Como indica Jessica Butts, co-autora de la investigación, «nuestro reto principal fue encontrar el momento y la concentración correctos de las moléculas de señalización que producirían interneuronas V2a en lugar de otros tipos de células neuronales, como las neuronas motoras. Utilizamos nuestro conocimiento sobre cómo se desarrolla la médula espinal para identificar la combinación correcta de productos químicos y mejorar nuestro procedimiento para obtener la mayor concentración de interneuronas V2a».

Más allá de las lesiones medulares

Finalmente, los autores trasplantaron las interneuronas V2a en las médulas espinales de ratones sanos. En su nuevo entorno, las células maduraron apropiadamente y se integraron con las células existentes de la médula espinal. Es importante destacar que los animales se movieron normalmente después de que se trasplantaron las interneuronas y no mostraron signos de deterioro.

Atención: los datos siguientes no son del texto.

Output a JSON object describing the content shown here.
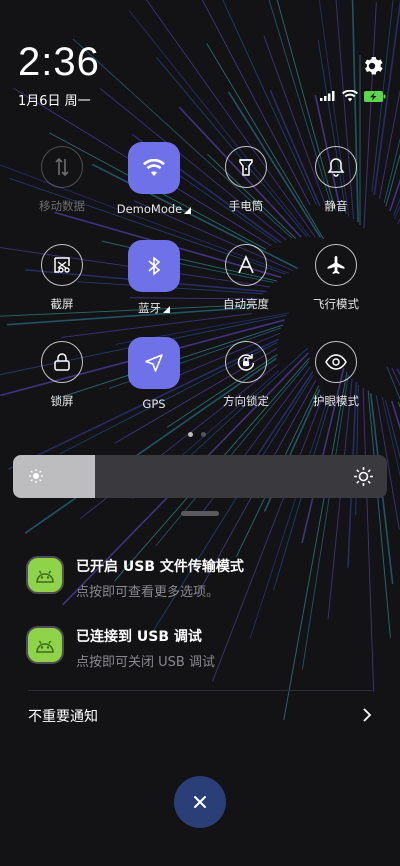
{
  "status_bar": {
    "time": "2:36",
    "date": "1月6日 周一",
    "icons": [
      "signal-icon",
      "wifi-icon",
      "battery-charging-icon"
    ]
  },
  "settings_icon": "gear-icon",
  "toggles": [
    {
      "label": "移动数据",
      "icon": "mobile-data-icon",
      "state": "disabled"
    },
    {
      "label": "DemoMode",
      "icon": "wifi-icon",
      "state": "active",
      "expandable": true
    },
    {
      "label": "手电筒",
      "icon": "flashlight-icon",
      "state": "off"
    },
    {
      "label": "静音",
      "icon": "bell-icon",
      "state": "off"
    },
    {
      "label": "截屏",
      "icon": "screenshot-icon",
      "state": "off"
    },
    {
      "label": "蓝牙",
      "icon": "bluetooth-icon",
      "state": "active",
      "expandable": true
    },
    {
      "label": "自动亮度",
      "icon": "auto-brightness-icon",
      "state": "off"
    },
    {
      "label": "飞行模式",
      "icon": "airplane-icon",
      "state": "off"
    },
    {
      "label": "锁屏",
      "icon": "lock-icon",
      "state": "off"
    },
    {
      "label": "GPS",
      "icon": "location-arrow-icon",
      "state": "active"
    },
    {
      "label": "方向锁定",
      "icon": "rotation-lock-icon",
      "state": "off"
    },
    {
      "label": "护眼模式",
      "icon": "eye-icon",
      "state": "off"
    }
  ],
  "pager": {
    "pages": 2,
    "current": 1
  },
  "brightness": {
    "level": 0.22,
    "icon_left": "sun-small-icon",
    "icon_right": "sun-large-icon"
  },
  "notifications": [
    {
      "title": "已开启 USB 文件传输模式",
      "subtitle": "点按即可查看更多选项。",
      "icon": "android-icon"
    },
    {
      "title": "已连接到 USB 调试",
      "subtitle": "点按即可关闭 USB 调试",
      "icon": "android-icon"
    }
  ],
  "unimportant": {
    "label": "不重要通知",
    "icon": "chevron-right-icon"
  },
  "clear_button": {
    "icon": "close-icon"
  },
  "colors": {
    "accent": "#6e71e8",
    "clear_button": "#2a3f78",
    "app_icon": "#8fd34b",
    "background": "#131316"
  }
}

El siguiente paso, como informan los propios autores, será trasplantar las células en ratones con lesiones de la médula espinal para ver si estas interneuronas V2a pueden ayudar a restaurar el movimiento perdido tras el daño. También están interesados en explorar el papel potencial de estas células en modelos de trastornos neurodegenerativos del movimiento como la esclerosis lateral amiotrófica (ELA).